Behavioural strategies
Humans remain a decisive factor in aviation, both as operators of complex technology and as a potential source of errors. The human body is often unprepared for the stresses and strains of flight operations, and health restrictions or the use of performance-inhibiting drugs can interfere with piloting an aircraft. It is important to prepare the body and behaviour for unaccustomed stresses through training and protective measures, whereby physical and psychological factors must be taken into account equally. Physical impairments can also reduce mental performance, which can be particularly critical in stressful situations. In order to deal with such situations, standard procedures and behavioural strategies have been developed to support safe flight operations.
Humans are central to the aircraft system: they make decisions, assess situations and bear responsibility. In the context of aircraft accidents, it becomes clear that human error is not limited to the cockpit, but can also occur in aircraft construction, maintenance and other areas.
Human error is cited as a major cause of over 80% of aviation accidents, with several factors usually leading to an accident. The most common causes include a lack of flying skills, breaking the rules, incorrect decisions and errors in perception.

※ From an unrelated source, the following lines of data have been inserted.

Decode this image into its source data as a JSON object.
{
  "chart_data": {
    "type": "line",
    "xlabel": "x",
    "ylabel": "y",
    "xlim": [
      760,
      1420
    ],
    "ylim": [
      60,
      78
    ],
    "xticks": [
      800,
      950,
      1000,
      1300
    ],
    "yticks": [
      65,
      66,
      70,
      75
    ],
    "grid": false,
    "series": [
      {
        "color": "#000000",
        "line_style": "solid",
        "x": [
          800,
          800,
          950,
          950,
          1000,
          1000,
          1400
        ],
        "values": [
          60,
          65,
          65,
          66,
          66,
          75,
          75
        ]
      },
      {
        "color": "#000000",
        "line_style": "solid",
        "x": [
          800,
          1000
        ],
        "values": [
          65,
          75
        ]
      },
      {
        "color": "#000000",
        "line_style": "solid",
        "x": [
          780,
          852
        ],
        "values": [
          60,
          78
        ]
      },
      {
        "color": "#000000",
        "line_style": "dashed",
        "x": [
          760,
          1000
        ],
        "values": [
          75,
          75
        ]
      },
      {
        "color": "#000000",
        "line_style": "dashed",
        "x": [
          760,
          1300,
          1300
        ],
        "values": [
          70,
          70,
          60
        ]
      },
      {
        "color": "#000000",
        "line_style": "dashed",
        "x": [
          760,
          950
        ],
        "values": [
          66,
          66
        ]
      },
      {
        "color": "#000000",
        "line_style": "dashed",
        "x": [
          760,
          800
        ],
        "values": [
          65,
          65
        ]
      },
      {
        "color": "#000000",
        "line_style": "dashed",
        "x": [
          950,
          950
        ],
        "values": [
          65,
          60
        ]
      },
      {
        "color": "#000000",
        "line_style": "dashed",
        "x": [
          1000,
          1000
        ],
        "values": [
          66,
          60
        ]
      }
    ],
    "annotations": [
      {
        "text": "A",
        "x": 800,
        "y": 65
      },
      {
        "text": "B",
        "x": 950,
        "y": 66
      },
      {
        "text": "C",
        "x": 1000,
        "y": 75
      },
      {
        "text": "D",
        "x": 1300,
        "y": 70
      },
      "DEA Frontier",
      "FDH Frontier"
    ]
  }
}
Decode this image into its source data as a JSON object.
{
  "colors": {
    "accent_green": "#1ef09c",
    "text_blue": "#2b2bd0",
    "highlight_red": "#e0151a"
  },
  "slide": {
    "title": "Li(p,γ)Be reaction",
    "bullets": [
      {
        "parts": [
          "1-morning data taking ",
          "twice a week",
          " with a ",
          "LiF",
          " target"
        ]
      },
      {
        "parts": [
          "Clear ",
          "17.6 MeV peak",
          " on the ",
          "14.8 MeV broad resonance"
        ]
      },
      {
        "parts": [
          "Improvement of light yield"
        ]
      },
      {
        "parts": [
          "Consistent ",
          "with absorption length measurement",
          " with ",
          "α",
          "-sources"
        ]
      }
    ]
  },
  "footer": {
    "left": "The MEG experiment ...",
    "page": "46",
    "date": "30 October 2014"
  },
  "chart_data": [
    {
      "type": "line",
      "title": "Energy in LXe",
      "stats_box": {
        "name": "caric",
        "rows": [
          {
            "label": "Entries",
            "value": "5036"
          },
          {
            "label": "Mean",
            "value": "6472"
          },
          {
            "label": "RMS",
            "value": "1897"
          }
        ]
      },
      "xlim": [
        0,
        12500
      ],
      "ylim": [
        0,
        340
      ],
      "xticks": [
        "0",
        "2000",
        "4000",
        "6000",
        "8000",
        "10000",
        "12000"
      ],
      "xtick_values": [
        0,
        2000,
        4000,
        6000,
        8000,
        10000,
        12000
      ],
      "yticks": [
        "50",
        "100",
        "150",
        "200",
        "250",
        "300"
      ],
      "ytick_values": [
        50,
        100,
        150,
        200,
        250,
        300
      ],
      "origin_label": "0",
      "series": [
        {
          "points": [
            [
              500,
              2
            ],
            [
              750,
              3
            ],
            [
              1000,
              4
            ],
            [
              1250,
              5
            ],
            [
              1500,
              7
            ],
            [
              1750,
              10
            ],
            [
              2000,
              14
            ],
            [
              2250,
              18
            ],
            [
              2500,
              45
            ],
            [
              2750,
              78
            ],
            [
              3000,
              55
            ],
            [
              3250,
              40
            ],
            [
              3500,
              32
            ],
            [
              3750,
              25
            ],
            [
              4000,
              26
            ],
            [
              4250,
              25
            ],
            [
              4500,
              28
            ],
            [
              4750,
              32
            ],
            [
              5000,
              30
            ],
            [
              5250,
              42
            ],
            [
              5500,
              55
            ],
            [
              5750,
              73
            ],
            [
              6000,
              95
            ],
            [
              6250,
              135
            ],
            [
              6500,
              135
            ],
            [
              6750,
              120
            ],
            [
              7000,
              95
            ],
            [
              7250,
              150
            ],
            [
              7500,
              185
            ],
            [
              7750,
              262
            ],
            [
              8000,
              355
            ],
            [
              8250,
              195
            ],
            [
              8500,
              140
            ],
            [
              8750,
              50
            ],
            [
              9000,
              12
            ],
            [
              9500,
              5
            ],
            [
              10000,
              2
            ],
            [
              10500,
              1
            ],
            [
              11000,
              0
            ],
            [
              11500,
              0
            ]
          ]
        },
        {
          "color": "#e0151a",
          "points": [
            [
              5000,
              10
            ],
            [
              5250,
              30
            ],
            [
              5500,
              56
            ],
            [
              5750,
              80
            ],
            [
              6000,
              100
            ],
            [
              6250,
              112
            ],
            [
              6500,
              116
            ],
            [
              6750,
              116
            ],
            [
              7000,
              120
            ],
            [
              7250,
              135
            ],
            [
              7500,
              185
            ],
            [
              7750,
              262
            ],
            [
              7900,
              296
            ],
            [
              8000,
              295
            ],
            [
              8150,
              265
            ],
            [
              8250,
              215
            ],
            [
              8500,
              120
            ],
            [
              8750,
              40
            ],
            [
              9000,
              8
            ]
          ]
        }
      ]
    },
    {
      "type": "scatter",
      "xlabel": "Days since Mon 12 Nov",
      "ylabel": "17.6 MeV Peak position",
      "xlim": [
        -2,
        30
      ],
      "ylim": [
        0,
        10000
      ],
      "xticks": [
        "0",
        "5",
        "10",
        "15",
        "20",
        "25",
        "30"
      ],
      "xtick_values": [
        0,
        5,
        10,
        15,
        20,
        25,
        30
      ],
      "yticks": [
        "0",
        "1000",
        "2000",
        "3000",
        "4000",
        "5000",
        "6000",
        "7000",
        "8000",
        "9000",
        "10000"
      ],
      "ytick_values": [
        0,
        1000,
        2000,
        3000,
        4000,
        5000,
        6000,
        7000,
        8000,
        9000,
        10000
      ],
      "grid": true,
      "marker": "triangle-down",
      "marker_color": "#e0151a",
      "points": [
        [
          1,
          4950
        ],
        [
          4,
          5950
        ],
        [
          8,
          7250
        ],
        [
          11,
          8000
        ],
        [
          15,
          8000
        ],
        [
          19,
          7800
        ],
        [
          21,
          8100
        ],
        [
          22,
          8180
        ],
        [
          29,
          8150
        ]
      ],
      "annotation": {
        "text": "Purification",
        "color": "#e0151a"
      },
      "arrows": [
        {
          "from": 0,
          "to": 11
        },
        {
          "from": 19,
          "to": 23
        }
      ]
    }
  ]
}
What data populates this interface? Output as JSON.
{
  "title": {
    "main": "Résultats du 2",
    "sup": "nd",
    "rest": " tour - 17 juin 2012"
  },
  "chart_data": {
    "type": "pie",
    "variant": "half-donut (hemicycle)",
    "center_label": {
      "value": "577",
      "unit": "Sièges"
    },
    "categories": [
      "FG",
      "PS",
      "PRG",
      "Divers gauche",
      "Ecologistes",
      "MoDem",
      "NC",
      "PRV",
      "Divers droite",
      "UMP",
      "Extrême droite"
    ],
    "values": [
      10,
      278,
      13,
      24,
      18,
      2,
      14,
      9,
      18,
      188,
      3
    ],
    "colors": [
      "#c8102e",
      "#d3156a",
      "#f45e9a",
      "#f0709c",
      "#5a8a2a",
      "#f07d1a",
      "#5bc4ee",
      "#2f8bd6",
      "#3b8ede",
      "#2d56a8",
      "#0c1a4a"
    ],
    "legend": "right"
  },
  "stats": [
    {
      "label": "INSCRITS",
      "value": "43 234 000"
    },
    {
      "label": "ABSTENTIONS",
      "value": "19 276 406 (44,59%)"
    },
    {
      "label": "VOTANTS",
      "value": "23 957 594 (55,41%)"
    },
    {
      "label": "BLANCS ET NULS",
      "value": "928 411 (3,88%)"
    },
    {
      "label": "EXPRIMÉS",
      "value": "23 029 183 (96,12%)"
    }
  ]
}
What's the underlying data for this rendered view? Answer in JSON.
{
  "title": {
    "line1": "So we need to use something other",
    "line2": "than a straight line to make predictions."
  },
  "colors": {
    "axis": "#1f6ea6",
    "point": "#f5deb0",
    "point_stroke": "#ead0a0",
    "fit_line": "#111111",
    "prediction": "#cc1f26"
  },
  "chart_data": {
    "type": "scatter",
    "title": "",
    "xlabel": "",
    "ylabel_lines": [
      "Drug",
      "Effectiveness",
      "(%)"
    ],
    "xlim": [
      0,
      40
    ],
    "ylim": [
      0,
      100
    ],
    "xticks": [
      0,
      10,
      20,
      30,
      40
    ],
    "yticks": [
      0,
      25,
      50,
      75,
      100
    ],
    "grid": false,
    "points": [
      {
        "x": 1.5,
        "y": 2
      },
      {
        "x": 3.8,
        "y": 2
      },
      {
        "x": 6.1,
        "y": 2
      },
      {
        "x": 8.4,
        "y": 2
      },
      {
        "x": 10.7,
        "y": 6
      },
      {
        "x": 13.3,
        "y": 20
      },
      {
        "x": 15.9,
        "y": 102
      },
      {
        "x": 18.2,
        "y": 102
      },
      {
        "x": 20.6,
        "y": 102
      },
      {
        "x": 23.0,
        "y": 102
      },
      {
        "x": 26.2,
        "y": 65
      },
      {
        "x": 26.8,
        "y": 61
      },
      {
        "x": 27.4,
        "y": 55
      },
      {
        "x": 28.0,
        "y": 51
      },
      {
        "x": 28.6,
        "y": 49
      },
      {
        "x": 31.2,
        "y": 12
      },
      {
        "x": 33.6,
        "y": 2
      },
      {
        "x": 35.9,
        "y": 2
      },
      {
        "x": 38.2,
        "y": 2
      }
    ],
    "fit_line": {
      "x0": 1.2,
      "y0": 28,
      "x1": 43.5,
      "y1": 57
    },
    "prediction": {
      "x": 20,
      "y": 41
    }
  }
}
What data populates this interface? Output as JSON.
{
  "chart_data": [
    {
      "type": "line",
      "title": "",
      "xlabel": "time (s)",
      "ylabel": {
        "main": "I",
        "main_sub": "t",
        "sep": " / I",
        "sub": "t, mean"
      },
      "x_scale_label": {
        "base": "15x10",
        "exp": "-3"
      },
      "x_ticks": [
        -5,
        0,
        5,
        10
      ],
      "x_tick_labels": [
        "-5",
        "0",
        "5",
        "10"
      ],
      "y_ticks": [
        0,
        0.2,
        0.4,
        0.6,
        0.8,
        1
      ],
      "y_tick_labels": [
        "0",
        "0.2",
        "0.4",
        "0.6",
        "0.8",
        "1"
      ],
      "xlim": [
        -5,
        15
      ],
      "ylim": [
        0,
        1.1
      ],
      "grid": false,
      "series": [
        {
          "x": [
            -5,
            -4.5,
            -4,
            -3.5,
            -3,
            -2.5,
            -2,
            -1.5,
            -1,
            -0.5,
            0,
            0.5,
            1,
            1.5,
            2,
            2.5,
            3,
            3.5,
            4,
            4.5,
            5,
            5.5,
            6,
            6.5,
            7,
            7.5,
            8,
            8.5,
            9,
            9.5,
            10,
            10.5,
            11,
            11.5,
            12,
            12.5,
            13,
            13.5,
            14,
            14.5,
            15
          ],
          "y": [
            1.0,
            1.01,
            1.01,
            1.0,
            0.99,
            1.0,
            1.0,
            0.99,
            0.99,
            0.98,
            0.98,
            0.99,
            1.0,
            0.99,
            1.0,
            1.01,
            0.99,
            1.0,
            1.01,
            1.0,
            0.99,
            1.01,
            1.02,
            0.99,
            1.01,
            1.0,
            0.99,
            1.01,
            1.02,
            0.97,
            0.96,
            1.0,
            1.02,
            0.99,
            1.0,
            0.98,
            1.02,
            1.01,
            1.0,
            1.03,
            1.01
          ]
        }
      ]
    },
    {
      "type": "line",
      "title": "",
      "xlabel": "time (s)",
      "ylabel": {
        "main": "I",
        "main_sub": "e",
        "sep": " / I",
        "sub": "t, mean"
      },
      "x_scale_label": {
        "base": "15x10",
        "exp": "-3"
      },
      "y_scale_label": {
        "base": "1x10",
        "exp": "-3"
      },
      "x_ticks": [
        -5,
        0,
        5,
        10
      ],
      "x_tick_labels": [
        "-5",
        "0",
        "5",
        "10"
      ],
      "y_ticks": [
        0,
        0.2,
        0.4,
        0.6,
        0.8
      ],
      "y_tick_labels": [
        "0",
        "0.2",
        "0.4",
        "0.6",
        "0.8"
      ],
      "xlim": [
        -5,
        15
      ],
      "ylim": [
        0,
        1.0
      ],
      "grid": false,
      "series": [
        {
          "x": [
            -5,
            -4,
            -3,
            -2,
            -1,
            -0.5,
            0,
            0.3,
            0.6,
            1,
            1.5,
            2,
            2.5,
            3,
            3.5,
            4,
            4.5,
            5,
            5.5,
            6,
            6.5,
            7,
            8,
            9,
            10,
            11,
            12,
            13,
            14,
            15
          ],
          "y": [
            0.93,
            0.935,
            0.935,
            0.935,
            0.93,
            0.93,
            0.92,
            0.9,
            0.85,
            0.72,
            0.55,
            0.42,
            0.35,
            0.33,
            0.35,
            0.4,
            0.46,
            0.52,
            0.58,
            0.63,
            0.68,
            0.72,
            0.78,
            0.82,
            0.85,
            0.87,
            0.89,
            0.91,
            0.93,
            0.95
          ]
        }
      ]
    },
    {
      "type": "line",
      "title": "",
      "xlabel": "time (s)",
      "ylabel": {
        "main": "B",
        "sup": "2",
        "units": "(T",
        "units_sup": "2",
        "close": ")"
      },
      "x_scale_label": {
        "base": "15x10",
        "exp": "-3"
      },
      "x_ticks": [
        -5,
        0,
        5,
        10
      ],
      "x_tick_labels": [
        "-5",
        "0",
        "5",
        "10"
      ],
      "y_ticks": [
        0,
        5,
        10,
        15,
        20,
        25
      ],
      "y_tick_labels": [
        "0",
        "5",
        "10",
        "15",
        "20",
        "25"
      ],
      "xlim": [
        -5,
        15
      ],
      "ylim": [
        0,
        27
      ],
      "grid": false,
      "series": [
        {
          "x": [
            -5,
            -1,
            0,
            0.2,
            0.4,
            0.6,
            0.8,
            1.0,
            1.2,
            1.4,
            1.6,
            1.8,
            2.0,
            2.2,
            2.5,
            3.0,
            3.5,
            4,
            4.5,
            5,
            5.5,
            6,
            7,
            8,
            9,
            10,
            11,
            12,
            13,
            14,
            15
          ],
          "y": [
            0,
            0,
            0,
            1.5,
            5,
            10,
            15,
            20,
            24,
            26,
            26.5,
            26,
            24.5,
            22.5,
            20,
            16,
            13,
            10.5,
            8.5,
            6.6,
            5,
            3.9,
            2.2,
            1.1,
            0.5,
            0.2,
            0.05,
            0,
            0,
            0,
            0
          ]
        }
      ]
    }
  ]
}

Alcohol and drugs also play a role in aviation accidents. Even small amounts of alcohol can significantly impair performance, with the effect increasing with altitude. Medication can also impair fitness to fly, which is why pilots should consult an aviation physician before taking medication.
The SHEL(L) concept and the Swiss cheese model offer approaches for understanding and managing the interaction of various factors during a flight. The FORDEC principle serves as a decision-making aid in unusual situations and is based on analysing facts, options and risks, followed by a decision, its execution and continuous review.
The cockpit management chapters emphasise that not only the condition of the aircraft, but also the mental and physical condition of the pilot are crucial for a safe flight. Decision-making, standard procedures and conflict management are important aspects for the safe conduct of a flight. Analysing and dealing with misconduct and attending flight safety briefings are essential for preventing accidents.